80% des joueurs aujourd'hui font en moyenne 40 matchs par saison (et d'avantage les mettrait en sur-ménage) voir 60 pour ceux qui dans les grosses équipes vont loin dans les coupes.
>>> faut quand même m'expliquer comment le Roi pelé a bien pu faire 83 matchs pendant une saison (3 matchs par semaine en retirant les fêtes de noël et quelque semaines au milieu de l'été) et plus encore 63 en moyenne pendant 18 ans ...

il jouait à 60% physiquement, 40? (tout en marquant 1 ou 2x???).. comment ça se passe ôÔ
et j'imagine notamment "l'intensité" des défenses (qui donc jouaient autant) !!

et secondement, sur les 3 mondiaux en question, 2 sont quand même pas "tellement" de son fait.
avec ou sans lui, le brésil "magique" serait aller au bout, tellement 4/5 mecs étaient au dessus de tout.
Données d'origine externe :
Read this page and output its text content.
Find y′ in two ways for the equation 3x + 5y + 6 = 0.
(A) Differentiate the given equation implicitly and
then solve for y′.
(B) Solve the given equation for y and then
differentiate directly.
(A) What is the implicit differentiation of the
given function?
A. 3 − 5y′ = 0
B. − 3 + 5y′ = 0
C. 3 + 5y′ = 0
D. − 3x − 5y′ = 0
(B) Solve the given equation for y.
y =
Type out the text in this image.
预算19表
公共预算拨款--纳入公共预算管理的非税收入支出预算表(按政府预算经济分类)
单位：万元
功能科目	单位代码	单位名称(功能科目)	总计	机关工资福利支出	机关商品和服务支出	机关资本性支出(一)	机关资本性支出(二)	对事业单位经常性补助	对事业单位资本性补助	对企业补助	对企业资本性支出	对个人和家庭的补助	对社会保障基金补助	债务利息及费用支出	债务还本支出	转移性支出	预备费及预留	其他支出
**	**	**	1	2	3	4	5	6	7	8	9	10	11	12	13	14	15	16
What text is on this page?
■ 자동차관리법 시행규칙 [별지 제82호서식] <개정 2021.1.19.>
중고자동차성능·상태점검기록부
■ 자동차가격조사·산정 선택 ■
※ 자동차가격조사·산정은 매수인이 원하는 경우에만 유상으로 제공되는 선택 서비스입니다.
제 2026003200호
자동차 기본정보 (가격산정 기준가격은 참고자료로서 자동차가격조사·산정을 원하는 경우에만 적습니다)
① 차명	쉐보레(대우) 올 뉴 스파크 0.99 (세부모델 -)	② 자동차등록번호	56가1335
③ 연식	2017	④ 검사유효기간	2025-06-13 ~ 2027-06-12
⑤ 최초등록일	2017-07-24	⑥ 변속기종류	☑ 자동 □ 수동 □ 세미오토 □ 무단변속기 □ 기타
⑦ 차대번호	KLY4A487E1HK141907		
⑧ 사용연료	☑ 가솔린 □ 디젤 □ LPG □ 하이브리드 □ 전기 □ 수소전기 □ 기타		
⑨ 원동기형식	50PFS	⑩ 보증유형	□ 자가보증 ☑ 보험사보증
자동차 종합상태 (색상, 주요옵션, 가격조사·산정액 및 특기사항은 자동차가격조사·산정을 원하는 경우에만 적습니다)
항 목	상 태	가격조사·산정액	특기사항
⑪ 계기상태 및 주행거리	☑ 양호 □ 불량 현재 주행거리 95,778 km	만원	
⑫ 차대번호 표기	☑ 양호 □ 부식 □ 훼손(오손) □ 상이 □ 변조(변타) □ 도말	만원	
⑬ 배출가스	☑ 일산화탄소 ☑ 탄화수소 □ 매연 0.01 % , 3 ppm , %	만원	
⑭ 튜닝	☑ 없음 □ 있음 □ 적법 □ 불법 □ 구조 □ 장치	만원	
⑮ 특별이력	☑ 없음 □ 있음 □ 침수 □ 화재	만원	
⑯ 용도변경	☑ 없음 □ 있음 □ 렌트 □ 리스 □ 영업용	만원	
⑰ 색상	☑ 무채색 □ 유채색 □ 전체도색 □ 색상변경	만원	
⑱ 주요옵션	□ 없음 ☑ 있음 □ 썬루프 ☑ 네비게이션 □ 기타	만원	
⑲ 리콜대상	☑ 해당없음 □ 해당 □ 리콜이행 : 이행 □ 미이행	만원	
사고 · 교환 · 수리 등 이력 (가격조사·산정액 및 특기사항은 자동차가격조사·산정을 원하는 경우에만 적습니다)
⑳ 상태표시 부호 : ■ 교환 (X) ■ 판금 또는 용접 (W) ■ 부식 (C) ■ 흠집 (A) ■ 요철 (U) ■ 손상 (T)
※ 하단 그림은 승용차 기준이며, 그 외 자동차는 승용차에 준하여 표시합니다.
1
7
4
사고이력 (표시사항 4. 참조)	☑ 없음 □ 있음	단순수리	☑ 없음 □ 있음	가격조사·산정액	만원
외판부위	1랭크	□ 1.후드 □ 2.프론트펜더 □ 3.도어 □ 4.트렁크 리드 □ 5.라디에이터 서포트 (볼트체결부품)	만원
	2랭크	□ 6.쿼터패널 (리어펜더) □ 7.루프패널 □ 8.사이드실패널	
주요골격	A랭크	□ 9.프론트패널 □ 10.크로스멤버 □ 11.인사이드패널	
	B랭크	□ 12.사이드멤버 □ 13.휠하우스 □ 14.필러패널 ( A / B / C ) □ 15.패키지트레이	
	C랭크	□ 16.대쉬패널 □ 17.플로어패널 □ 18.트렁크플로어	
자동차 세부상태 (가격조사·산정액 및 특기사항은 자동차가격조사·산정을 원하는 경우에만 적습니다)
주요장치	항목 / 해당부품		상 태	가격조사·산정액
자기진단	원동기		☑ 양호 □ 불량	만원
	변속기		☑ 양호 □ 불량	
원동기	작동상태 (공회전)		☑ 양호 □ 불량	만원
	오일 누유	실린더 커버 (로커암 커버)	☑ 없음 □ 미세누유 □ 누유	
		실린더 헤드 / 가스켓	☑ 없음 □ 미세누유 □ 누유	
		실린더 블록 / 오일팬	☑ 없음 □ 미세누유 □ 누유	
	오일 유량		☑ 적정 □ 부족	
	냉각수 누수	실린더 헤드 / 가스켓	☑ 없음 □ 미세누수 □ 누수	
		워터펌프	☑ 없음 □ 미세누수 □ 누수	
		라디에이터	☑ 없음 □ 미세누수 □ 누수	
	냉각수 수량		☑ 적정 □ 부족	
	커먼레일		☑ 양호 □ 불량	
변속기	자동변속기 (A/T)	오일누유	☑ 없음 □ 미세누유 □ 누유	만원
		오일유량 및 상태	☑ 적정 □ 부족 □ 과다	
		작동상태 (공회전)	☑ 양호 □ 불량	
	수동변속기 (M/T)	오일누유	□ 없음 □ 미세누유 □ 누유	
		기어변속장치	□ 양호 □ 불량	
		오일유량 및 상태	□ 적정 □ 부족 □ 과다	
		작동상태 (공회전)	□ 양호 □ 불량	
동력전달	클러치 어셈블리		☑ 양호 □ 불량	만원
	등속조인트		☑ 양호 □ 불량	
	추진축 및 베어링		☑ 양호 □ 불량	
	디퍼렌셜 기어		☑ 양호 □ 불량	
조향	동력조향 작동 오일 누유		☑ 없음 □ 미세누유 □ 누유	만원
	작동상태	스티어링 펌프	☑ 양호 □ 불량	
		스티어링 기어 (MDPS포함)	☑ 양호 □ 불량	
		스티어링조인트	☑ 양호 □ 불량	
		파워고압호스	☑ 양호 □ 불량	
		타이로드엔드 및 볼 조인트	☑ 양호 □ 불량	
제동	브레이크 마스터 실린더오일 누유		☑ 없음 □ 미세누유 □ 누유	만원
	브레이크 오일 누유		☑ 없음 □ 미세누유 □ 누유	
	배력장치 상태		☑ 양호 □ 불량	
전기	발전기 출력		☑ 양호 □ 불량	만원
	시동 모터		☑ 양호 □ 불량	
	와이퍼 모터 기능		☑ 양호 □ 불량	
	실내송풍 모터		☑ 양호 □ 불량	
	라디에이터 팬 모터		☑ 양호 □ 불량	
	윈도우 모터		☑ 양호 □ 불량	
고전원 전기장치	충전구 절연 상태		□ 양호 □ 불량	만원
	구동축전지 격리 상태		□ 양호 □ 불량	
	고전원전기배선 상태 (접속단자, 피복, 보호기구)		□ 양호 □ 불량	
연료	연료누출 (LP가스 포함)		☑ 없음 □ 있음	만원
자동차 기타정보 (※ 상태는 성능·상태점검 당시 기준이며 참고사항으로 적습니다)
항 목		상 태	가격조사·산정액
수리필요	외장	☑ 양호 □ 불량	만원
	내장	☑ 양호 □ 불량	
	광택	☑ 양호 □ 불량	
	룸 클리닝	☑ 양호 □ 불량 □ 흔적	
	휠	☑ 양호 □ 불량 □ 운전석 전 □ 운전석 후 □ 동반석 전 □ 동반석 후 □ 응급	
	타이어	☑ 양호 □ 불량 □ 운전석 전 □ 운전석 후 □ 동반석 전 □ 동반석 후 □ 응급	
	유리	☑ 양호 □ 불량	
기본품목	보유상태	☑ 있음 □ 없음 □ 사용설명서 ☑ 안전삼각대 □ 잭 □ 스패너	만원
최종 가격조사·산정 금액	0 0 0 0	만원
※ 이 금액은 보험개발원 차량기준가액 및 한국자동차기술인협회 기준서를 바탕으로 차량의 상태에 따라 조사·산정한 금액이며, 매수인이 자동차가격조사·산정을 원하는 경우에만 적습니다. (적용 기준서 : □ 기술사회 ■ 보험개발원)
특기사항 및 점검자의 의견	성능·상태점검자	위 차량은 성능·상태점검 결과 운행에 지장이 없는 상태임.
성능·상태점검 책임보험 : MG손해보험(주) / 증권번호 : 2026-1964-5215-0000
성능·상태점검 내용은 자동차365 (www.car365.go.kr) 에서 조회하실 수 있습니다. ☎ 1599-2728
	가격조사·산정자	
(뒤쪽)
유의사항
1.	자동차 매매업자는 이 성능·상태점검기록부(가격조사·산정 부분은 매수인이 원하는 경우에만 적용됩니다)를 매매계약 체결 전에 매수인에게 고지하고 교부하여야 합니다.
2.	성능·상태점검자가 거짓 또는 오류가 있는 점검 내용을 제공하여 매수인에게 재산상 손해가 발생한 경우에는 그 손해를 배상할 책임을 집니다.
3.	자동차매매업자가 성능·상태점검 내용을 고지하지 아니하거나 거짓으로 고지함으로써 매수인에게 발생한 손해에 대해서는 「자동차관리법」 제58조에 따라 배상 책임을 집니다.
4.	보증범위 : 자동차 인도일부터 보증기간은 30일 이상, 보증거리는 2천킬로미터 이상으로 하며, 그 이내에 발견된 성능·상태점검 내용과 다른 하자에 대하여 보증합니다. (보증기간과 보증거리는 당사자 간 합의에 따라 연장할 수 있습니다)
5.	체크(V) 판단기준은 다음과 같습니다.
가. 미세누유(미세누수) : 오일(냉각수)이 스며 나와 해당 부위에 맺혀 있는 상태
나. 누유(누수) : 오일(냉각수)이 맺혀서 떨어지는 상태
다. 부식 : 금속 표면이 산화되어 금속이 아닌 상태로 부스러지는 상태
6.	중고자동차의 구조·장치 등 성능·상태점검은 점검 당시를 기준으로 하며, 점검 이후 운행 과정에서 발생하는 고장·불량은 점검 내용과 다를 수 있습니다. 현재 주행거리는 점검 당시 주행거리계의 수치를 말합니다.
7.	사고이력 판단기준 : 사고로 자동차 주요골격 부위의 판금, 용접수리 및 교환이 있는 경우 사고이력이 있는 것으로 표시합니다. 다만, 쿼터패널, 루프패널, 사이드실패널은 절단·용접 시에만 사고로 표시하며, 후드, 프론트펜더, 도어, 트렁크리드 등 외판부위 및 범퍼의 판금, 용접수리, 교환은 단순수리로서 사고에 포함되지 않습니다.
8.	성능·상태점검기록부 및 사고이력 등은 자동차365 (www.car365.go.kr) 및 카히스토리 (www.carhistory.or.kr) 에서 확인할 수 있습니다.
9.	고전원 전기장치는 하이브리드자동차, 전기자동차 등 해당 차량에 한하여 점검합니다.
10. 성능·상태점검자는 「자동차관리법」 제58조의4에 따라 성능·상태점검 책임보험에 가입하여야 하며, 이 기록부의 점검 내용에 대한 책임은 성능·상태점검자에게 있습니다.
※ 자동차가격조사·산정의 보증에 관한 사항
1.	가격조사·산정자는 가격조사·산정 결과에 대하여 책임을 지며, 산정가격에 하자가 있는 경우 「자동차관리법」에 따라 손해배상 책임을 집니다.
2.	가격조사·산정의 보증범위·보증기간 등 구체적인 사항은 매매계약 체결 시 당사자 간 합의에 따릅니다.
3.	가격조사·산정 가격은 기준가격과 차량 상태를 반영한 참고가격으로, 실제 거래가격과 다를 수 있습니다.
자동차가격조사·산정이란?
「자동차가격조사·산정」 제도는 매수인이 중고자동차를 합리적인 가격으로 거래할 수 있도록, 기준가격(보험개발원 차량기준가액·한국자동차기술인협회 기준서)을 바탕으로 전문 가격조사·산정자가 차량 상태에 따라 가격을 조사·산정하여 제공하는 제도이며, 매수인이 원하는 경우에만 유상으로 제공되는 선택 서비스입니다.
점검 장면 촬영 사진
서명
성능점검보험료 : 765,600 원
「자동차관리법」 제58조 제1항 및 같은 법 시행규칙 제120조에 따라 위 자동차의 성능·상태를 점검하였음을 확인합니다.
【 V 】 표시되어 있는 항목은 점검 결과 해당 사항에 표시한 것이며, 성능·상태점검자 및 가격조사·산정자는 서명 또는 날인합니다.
m'enfin bref, ça n'enlève rien à son talent attention !!
chaque performance correspond à un instant T ...
mais quand je pense pelé, j'ai des doutes sur certains points ^^


X-Files
Donnie_Brasco Niveau : CFA2
On sait pas comment ça se comptabilisait a l’époque, seule la Fifa peut décider de la validité des buts qu'on lui reproche. Apres faut pas oublier qu'en 62 il s'est fait découper (en 66, on parle meme d'agression des bouchers portugais) avant d’être remplace par le génial Garrincha
Il faut pas oublier que le rythme des matches étaient moins élevé qu'aujourd'hui. Ce qui peut expliquer la facile répétition des matches. (Cela dit, rien ne dit que le Roi n'ait pas été "aidé" non plus)

Et pour les coupes du monde, il est certes bléssé en 62, mais son influence sur celle de 58 et 70 est indéniable. Il est l'un des joueurs majeurs du sacre de 58 (un doublé en finale, dont un but fabuleux où il fait coup du sombrero/reprise de volée, et à 17 ans s'il vous plait !) et le franchise-player de 70 (même si là, le doute n'est pas permis)
Frenchies Niveau : CFA


Constructif

surtout quand t'as rien à dire ... hésite quoi.
vla qu on nous ressort l antiquité de son "musée"
maradona like this
On peut voir les choses différemment en prenant en compte que les matches amicaux de son époque étaient loin d'être moins disputés (voire dangereux) que les matches de saison.

Les matches amicaux étaient souvent l'occasion pour les joueurs de se mesurer à l'équipe de Pelé, donc difficile d'imaginer qu'en face ils jouaient en mode jubilé.
De plus ces matches étaient nombreux pour des raisons économiques, je ne pense pas que les organisateurs de l'époque offraient ces matches gratuitement.

Aujourd'hui les temps ont changé et on essaie de limiter les matches à une quantité qui préserve à peu près la forme des professionnels.
Sans compter le matériel, les pelouses qui n'étaient pas forcément les billards d'aujourd'hui.

Tout ceci ne donne qu'un aperçu de l'exploit qu'a réalisé Pelé dans sa carrière exceptionnelle.